Extreme nonlinear optics in optical fibers
Mario Ferraro, Bertrand Kibler, Pierre Béjot, Frédéric Gérome, Benoit Debord, Fetah Benabid, Fabio Mangini, Stefan Wabnitz
TL;DR
This review surveys extreme nonlinear optics in optical fibers, detailing MPI-driven material modification, plasma dynamics, filamentation, and rainbow spiral emission in multimode and hollow-core fibers. It highlights space-time wavepackets and MM-UPPE modeling as tools to understand and design ultrabroadband frequency conversion near self-focusing, with experimental demonstrations of discretized conical waves and optimized supercontinua. The hollow-core photonic crystal fiber platform emerges as a versatile bridge to gas-phase nonlinearities, enabling SRS, SC across UV-to-mid-IR, ultrashort pulse compression, high-harmonic generation, guided plasma formation, and nonclassical light generation. The article outlines a forward-looking agenda toward spatiotemporal helicon waves, ultrafast pulse propagation, mid-IR to vacuum-UV continua, and fiber technologies that can impact telecommunications, sensing, and quantum science.
Abstract
This paper reviews the field of extreme nonlinear optics in optical fibers, highlighting key phenomena and advancements. It discusses multiple ionization effects caused by femtosecond laser pulses that generate plasma and induce permanent material modifications, as well as plasma luminescence and its dependence on material imperfections. The formation and dynamics of plasma filaments, including helical structures, are explored, along with the rainbow spiral emission pattern useful in communications and particle manipulation. The review covers the generation of spatial-temporal waves, supercontinuum broadening, and advanced modeling techniques, such as multimode unidirectional pulse propagation equations for describing optical pulse evolution. Experimental demonstrations involving discretized conical waves and supercontinuum generation optimization are detailed. The paper emphasizes the unique capabilities of photonic crystal fibers, especially hollow-core variants, in achieving broad supercontinua and Raman frequency combs, ultrashort pulse compression, high-harmonic generation, plasma formation, and nonclassical light production.
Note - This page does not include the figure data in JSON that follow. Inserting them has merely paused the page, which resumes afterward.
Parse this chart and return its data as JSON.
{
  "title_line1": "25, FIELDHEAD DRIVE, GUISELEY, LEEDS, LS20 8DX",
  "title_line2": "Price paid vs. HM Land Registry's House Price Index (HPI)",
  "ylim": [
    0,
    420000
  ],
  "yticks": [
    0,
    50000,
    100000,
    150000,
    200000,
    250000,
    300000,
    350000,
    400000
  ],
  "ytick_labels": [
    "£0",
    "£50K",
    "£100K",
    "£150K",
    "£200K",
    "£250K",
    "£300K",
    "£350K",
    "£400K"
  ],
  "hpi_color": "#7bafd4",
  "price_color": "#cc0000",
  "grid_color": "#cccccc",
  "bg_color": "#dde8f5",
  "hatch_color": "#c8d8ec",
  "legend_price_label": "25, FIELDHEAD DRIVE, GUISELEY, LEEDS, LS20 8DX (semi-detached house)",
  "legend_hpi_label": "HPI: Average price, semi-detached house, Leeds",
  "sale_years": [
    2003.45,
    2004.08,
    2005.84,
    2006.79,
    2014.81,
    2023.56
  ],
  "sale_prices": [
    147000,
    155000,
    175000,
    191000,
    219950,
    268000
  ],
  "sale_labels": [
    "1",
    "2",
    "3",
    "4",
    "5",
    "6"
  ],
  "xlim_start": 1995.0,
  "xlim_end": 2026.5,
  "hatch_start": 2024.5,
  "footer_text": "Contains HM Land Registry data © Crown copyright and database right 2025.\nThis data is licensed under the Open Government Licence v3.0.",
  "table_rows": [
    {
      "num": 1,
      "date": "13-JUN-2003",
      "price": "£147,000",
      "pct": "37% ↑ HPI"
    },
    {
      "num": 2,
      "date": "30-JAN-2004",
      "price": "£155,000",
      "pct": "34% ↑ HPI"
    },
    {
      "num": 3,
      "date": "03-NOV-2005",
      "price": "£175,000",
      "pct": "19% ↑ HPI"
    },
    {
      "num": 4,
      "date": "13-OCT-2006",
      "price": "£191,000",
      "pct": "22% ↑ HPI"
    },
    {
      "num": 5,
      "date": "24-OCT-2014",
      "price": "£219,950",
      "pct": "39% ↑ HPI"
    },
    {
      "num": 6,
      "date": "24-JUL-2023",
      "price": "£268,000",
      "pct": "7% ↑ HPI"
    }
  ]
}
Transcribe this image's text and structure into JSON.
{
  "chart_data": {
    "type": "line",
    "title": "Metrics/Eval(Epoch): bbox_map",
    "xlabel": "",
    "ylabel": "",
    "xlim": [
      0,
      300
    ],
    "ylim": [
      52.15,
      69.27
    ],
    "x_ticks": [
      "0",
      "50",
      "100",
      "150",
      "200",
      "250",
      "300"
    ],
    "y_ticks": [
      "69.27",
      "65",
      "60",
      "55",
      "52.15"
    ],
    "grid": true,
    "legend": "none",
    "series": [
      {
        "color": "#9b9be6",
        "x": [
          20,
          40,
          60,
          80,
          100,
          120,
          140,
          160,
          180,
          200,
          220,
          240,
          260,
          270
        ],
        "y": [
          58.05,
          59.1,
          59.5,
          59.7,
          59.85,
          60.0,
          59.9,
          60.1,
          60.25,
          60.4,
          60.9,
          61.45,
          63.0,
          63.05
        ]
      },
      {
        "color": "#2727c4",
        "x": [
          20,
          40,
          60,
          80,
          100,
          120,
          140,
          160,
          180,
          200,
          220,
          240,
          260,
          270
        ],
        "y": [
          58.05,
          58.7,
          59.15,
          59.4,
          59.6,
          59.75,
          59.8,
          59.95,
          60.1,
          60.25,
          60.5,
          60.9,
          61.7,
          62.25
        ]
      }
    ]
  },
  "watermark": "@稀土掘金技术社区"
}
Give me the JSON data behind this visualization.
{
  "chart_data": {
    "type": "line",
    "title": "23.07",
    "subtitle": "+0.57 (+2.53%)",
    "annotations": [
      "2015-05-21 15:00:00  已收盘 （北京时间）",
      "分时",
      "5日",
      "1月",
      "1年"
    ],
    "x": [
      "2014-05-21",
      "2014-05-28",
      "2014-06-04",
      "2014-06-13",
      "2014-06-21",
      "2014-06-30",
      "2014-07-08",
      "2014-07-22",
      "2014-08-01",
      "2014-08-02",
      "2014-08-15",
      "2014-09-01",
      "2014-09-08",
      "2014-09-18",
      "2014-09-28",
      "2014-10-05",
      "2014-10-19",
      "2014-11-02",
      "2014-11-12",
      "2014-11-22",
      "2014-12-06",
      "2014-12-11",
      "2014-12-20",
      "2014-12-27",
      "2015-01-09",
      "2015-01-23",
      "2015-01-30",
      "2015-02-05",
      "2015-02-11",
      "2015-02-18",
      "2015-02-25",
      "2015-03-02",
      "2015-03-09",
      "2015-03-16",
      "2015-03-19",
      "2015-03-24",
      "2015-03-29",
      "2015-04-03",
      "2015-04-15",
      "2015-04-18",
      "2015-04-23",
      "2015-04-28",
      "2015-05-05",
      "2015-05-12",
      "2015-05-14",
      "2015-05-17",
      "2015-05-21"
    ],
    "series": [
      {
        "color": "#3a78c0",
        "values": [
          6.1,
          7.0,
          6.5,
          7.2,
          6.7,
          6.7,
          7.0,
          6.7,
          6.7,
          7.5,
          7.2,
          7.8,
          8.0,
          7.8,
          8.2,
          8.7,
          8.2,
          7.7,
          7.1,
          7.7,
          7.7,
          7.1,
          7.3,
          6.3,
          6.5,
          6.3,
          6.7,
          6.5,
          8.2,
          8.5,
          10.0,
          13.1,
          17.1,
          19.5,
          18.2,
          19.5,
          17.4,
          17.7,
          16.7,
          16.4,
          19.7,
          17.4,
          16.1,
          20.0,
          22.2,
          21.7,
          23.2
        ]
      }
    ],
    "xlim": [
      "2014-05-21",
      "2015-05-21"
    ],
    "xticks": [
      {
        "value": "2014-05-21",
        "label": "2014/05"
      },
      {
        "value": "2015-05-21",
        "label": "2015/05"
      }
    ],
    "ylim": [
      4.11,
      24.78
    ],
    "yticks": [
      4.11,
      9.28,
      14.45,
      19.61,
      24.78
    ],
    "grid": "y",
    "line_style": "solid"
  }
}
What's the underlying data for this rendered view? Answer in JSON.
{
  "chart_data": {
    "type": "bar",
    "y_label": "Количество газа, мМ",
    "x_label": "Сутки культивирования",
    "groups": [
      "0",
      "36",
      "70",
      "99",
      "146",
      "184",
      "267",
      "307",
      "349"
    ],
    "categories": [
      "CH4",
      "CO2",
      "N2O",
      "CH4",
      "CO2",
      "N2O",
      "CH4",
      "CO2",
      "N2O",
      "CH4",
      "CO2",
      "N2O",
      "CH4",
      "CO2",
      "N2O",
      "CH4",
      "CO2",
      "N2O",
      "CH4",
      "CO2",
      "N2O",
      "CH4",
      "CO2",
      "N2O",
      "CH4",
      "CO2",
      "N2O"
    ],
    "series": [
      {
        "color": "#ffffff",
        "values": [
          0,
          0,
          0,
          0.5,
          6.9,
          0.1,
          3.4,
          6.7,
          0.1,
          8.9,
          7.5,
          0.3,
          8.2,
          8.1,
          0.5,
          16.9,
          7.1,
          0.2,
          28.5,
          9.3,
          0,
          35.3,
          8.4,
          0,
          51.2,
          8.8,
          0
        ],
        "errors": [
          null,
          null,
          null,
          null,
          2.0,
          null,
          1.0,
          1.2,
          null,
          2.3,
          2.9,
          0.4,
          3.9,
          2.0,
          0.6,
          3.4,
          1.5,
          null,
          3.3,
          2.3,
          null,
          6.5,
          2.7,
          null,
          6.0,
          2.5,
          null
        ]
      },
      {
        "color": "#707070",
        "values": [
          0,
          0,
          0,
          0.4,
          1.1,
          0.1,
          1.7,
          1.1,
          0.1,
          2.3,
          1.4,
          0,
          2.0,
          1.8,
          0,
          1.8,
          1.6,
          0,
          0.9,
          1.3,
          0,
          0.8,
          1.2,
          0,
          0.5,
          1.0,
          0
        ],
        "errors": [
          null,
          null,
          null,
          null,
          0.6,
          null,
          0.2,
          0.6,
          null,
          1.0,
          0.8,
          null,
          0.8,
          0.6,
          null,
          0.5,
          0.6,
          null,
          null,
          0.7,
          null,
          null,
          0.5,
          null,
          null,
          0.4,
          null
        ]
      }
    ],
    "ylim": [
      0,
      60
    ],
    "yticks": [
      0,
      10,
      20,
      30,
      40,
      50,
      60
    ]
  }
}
Our outlook highlights ongoing research into spatiotemporal helicon waves, ultrashort pulse propagation, vacuum ultraviolet and mid-infrared supercontinuum generation, and innovative fiber technologies. Future directions focus on enhancing fiber performance, understanding multimodal wave dynamics, and expanding applications in telecommunications, sensing, and quantum science.